Caution urged as Indian variant cases confirmed in Swansea Bay area

A picture of Keith Reid

People in Swansea and Neath Port Talbot are being urged to keep socially distancing and get their Covid-19 vaccination as soon as they’re called, because Coronavirus hasn’t gone away.

In fact, cases of the Indian variant – which is believed to have a higher infection rate - have now been confirmed in the Swansea Bay area.

Even though lockdown restrictions are easing and people have more freedom to enjoy indoor hospitality, time hasn’t yet been called on the virus.

Swansea Bay University Health Board Director of Public Health, Dr Keith Reid, warned that Covid was still out there, despite the number of infections and hospital admissions being well down on their January second peak.

The risk of infection was still very real, particularly among those who haven’t yet received the protection of their first vaccine dose, he said.

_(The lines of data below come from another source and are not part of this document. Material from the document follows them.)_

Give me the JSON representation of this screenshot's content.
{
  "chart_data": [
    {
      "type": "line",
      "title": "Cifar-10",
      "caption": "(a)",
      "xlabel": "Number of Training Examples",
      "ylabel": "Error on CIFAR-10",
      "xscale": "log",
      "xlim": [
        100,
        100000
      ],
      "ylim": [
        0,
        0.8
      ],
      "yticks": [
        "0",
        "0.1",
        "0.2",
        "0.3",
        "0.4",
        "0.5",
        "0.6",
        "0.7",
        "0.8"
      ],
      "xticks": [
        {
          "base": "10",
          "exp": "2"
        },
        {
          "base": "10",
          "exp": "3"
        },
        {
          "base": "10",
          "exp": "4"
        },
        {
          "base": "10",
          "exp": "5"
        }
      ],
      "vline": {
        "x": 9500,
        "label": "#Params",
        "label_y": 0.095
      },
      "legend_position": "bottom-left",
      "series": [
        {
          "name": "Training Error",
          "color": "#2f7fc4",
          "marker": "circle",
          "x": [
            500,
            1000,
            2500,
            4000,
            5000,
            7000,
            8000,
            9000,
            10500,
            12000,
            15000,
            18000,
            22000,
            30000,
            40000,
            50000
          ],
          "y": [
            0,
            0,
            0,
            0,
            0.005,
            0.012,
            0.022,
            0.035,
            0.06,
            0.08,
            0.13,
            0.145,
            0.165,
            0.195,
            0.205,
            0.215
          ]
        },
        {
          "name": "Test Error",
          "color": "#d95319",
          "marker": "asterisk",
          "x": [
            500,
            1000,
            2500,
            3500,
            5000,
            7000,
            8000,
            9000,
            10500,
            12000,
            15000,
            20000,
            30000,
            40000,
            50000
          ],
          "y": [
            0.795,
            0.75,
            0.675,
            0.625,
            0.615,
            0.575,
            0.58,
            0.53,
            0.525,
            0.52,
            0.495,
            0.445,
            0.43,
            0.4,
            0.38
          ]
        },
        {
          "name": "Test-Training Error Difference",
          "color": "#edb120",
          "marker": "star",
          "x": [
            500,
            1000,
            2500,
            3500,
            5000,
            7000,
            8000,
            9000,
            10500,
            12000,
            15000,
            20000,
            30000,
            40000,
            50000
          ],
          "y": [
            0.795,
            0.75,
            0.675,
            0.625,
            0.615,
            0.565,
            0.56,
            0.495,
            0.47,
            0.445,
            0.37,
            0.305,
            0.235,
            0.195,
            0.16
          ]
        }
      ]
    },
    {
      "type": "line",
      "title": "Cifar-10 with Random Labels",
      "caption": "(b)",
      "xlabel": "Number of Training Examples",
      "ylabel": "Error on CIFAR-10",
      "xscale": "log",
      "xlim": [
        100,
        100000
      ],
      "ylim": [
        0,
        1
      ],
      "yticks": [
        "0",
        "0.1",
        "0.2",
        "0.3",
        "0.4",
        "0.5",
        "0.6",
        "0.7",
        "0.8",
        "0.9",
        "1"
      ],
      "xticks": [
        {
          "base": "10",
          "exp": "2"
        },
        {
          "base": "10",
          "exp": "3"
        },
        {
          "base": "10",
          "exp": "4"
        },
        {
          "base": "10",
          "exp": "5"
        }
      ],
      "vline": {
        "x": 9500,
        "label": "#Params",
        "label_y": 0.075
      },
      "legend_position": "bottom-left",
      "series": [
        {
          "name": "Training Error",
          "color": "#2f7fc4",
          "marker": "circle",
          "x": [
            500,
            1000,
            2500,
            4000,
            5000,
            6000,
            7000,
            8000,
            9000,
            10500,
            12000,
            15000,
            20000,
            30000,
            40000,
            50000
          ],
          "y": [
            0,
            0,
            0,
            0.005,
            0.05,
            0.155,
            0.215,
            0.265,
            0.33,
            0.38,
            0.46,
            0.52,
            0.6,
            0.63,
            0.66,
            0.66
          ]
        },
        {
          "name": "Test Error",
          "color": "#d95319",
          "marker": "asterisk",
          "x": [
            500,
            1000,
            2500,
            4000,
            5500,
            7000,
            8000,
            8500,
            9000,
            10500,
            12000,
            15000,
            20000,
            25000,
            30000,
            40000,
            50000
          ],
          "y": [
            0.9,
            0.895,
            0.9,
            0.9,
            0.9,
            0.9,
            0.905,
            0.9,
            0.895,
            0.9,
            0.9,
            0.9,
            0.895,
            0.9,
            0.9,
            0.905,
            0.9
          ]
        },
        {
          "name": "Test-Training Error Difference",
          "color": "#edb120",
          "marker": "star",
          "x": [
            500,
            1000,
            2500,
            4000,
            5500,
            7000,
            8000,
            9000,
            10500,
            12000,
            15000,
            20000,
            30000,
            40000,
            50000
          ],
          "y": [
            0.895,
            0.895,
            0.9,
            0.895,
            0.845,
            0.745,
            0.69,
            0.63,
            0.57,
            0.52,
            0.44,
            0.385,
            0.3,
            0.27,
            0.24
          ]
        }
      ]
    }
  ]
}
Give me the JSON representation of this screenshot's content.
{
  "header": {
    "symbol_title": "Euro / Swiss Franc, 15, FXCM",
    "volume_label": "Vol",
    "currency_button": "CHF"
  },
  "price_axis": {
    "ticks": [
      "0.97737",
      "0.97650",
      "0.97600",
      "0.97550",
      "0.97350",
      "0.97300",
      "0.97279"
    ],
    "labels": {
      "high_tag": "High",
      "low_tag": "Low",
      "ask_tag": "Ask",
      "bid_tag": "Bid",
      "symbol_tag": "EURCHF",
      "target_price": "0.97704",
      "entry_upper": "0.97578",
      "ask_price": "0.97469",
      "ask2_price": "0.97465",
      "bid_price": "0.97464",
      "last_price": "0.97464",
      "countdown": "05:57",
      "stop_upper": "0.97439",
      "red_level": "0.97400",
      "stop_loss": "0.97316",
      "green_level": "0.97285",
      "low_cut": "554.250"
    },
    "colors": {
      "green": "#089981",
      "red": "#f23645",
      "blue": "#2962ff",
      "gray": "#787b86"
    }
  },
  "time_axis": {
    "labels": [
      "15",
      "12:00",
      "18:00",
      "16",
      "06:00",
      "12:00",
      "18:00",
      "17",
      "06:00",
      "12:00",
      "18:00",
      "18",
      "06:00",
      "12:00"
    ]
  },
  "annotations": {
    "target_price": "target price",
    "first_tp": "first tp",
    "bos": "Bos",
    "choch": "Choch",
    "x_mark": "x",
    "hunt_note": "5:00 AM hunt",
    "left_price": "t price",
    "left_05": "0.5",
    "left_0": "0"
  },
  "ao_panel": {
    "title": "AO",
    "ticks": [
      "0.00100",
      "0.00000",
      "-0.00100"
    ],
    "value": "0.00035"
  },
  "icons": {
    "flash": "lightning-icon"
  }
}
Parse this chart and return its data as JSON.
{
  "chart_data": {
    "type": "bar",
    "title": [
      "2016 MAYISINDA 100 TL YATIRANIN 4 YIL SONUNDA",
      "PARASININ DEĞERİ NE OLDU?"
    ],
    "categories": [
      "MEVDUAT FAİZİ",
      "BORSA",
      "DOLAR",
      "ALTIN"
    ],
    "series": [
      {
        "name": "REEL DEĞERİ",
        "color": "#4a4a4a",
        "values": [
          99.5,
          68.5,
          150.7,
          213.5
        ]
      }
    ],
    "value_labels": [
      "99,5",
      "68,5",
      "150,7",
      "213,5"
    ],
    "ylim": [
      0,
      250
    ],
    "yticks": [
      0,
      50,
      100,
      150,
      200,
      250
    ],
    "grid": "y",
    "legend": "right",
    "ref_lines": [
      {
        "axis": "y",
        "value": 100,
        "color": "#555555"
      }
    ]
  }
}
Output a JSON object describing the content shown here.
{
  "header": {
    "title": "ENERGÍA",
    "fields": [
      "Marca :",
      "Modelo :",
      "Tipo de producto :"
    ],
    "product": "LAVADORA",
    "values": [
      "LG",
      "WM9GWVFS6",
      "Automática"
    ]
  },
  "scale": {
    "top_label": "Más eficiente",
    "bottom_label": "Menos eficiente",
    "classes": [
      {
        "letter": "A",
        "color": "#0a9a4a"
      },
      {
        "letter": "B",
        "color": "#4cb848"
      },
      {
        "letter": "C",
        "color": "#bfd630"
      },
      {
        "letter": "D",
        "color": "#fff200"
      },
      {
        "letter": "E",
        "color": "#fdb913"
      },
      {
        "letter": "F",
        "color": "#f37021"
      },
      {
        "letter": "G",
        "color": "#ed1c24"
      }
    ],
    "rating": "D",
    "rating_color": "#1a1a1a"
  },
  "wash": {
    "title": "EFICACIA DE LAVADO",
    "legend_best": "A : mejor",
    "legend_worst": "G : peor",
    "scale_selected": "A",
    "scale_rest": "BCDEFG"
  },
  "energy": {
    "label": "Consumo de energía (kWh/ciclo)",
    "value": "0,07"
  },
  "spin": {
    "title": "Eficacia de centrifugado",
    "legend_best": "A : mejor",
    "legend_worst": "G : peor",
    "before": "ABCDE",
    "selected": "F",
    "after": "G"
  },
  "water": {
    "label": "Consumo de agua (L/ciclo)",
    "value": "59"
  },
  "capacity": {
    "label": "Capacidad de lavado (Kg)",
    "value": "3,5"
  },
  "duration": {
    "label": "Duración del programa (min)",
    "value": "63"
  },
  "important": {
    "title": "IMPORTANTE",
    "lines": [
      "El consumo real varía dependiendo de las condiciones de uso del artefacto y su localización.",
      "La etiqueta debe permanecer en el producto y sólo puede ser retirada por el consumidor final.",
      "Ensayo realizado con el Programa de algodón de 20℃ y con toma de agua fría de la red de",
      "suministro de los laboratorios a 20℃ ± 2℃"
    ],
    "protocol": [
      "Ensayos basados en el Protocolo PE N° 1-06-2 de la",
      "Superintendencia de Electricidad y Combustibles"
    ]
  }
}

“Covid hasn’t gone away and now that people are socialising indoors in pubs and restaurants, and other indoor activities have restarted, it is very likely that we will see infection rates creeping up again. Covid thrives on close contact, particularly among those who haven’t been vaccinated.

“We now have a small number of confirmed cases of B.1.617.2 (the variant of concern that was first detected in India) variant in the Swansea Bay region, which is a worry as it looks like this variant spreads more easily.

“Our testing and tracing teams are working hard to prevent it being spread further, but people should be aware that we’re not out of the woods yet, and continue to take all precautions.”

Dr Reid advised people to carry on handwashing, to keep a safe distance from people they don’t live with, and wear face-coverings in indoor public places. They should also get tested if they have any classic Covid-19 symptoms: high temperature, new continuous cough or loss of taste/smell, or if they have flu-like symptoms or feel unwell with other symptoms which are unusual for them.

“It is also much safer to be outdoors in the fresh air than inside a building where Covid viruses can circulate more easily,” he added.

“So even though pubs and restaurants are now serving inside, please still consider choosing a table outside, particularly if you or one of your group have not been vaccinated.

“Vaccination remains a priority to helping us all get back to a normal life. So please do all you can to attend your vaccination appointment. People can also join our reserve list if they have missed an earlier appointment for any reason, or would like the opportunity to be offered a vaccination sooner.

“Our doors are open. We want to vaccinate every adult we are able to in Swansea Bay as soon as we can.”